Kemp, a former chief technology officer for IT at NASA, said the deal was the best way to raise significant funding and gain access to public markets.
Astra offers launch services of payloads ranging from 50 to 150 kilograms, or as much as 330 pounds, and expects to begin deliveries into space by the end of the year. The company says it has booked more than $150 million in revenue from more than 50 planned launches. NASA and the Defense Department are among the company’s 10 existing customers, Astra said.
In a second test launch from Kodiak, Alaska, in December, an Astra rocket failed to reach Earth’s orbit after the upper-stage engine depleted its fuel seconds too early, preventing the vehicle from reaching orbit velocity. But the company considered the just-shy test flight a success. Astra aims to differentiate itself in the burgeoning market for space commerce by offering smaller, more frequent launches into low Earth orbit.
Including government budgets and corporate revenue, the global space industry amounts to more than $350 billion. While launch services make up only a few percentage points of that figure, the entire market depends on them. Orbital launches blast off about 100 to 120 times per year, worldwide.
Phil Smith, a space industry analyst at Bryce Space and Technology, an analytics and engineering firm, said it’s notable that despite not yet having sent a spacecraft to orbit, Astra has a sizable backlog of launches.
“The takeaway is that in addition to elevating its public profile, the funding will accelerate construction of a manufacturing facility and associated automated hardware, bringing the company’s operational timetable closer,” Smith said. “This is especially important since Astra claims it will launch a few hundred times a year.”
Craig McCaw, the telecommunications investor partnering with Astra through his SPAC Holicity, said in a news release Tuesday that “Astra’s space platform will further improve our communications, help us protect our planet, and unleash entrepreneurs to launch a new generation of services to enhance our lives.”
Shares of Holicity surged by 57 percent Tuesday.
NASA’s collaboration with SpaceX also represents the next evolution in human spaceflight, as the government works with private companies to design and build spacecraft and rockets.
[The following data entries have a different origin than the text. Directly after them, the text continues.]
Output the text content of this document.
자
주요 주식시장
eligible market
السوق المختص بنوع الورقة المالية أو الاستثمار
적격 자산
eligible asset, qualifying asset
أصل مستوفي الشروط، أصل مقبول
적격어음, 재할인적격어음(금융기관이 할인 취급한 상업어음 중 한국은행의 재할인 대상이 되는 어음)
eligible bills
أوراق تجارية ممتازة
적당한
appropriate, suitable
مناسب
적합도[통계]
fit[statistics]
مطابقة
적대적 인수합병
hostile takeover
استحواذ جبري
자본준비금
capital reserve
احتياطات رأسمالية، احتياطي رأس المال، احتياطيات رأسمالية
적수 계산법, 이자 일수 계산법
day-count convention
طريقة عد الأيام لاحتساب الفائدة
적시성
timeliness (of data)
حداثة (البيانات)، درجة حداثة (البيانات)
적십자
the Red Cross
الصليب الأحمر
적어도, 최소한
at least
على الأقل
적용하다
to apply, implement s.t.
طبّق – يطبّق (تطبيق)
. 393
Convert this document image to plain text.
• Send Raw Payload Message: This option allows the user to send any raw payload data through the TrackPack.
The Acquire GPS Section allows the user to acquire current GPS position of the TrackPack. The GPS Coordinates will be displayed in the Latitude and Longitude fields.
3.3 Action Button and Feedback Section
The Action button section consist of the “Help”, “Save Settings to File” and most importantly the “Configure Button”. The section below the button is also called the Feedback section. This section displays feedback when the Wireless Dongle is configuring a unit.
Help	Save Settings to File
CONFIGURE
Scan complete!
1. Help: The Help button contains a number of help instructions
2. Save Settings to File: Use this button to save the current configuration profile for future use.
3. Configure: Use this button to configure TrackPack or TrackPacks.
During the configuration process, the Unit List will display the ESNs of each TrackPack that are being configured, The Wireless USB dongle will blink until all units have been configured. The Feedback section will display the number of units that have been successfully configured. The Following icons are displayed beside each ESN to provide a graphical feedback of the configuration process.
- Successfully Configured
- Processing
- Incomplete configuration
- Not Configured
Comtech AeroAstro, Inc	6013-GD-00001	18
SpaceX, too, seemed to solidify its standing within the space industry, graduating from the status of an upstart rocket company founded by Elon Musk to a significant NASA partner, heightening popular and business interest in commercial space travel.
Astra said it expects the deal to close in the second quarter, pending regulatory and shareholder approvals. Listed on the Nasdaq, the company will trade under the ticker symbol ASTR.